La rivolta armata filo-russa nell’Ucraina sudorientale è ben peggio di una seconda Crimea. E non solo per l’attacco ucraino sull’aeroporto militare di Kramatorsk, vicino a Donetsk. Stavolta il rischio è la guerra civile. Se ci fosse un bagno di sangue, l’intervento di Mosca sarebbe inevitabile: oltreconfine sono già schierati 35-40 mila soldati russi. In una dozzina di città, come Donetsk, Mariupol e Lugansk, miliziani armati hanno occupato dal 12 aprile centrali di polizia, sedi dei servizi segreti, governatorati e municipi. Fra attivisti e miliziani, sarebbero 12 mila.
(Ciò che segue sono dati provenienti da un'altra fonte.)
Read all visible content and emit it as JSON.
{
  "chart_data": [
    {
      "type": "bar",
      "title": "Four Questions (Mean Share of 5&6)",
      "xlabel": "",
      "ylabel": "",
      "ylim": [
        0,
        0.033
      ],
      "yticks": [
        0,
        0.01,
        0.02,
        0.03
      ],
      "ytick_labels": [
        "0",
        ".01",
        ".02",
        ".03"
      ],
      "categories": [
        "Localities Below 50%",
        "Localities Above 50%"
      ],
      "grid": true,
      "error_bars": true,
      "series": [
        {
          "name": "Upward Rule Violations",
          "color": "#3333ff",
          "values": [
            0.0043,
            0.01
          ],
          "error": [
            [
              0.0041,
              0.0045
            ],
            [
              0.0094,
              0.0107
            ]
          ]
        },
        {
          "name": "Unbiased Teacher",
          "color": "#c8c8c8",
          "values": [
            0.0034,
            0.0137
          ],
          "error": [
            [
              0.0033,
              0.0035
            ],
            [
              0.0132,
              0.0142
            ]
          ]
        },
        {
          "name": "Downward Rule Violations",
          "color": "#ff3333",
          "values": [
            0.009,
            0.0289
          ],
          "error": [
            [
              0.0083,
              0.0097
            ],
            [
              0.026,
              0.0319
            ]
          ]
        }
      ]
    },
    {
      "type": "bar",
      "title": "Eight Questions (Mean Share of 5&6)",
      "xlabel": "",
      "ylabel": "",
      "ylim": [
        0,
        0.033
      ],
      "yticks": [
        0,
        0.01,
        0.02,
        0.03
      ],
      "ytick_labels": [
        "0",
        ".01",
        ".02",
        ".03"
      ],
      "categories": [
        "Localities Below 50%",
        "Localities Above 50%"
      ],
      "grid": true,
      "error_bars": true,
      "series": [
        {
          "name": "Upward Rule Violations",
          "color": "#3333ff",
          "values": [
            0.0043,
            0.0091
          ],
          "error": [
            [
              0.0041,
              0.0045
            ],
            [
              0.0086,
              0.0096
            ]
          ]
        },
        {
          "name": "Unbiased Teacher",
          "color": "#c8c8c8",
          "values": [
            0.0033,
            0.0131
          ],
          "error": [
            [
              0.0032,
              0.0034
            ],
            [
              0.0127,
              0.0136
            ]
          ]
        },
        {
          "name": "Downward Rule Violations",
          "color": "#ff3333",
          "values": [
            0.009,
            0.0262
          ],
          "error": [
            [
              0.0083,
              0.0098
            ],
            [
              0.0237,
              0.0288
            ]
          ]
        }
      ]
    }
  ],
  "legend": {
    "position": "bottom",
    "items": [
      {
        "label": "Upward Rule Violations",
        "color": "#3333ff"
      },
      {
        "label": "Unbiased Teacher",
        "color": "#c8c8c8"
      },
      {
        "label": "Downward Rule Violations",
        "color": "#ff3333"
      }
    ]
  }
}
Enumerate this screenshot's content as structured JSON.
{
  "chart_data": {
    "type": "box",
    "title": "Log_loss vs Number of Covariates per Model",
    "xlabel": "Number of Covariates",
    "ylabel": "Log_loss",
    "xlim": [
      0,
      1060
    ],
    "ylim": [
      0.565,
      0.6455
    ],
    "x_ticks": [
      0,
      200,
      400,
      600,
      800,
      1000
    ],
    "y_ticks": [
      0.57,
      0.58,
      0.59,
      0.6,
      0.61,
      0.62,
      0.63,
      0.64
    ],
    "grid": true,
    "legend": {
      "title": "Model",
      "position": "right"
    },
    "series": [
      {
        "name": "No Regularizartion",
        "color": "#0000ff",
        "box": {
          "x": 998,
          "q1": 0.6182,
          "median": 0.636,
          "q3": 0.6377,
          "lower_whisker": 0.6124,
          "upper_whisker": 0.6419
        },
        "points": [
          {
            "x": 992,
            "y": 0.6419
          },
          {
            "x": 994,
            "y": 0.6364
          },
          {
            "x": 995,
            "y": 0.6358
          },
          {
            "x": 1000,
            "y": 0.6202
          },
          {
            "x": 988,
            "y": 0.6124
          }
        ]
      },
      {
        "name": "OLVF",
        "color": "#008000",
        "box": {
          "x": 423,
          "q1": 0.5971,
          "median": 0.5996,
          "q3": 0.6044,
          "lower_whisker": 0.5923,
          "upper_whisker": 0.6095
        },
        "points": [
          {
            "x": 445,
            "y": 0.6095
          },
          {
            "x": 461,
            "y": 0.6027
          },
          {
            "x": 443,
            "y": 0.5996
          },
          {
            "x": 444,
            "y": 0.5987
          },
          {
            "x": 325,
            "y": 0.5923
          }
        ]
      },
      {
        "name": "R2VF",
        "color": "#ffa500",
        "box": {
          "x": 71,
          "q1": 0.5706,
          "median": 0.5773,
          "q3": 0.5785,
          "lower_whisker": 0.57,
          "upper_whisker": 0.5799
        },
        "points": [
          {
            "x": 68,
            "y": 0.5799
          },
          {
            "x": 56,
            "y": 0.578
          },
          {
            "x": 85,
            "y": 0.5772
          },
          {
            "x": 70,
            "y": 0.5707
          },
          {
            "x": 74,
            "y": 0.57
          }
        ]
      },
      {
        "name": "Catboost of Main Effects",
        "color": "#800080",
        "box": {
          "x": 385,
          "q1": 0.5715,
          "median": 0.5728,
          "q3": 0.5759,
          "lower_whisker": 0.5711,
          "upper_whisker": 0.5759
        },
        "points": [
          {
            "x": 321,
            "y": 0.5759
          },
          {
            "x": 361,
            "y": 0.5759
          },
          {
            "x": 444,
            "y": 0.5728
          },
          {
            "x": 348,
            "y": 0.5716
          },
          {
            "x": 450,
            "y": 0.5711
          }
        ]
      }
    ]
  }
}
Tante piccole Maidan con barricate, mimetiche, scudi e appoggio popolare fotocopia della rivolta di Kiev. Stavolta i miliziani inneggiano all’autoproclamata repubblica filorussa di Donetsk. Tanto che il ministro degli Esteri russo, Sergei Lavrov, ha denunciato "l’ipocrisia occidentale: le violenze sfociate in decine di morti in piazza Maidan a Kiev sono state chiamate democrazia. Le proteste nel sud-est ucraino sono considerate terrorismo". I manipoli armati sono composti da ex Berkut, i corpi speciali della polizia sciolti dal nuovo governo, militari filorussi e ufficiali giunti dalla Crimea. E non mancano agenti infiltrati del Gru, i servizi militari di Mosca. Non a caso, l’escalation è iniziata alla vigilia del summit di Ginevra del 17 aprile. Lo scopo è farlo saltare (o alzare la posta per una soluzione diplomatica). I filo-Mosca vogliono un referendum: se non lo otterranno sono pronti alla secessione. L’1 e il 9 maggio (festa della vittoria sul nazismo) sono ad alto rischio: lo scenario è una secessione a macchia di leopardo, in vista delle presidenziali del 25 maggio.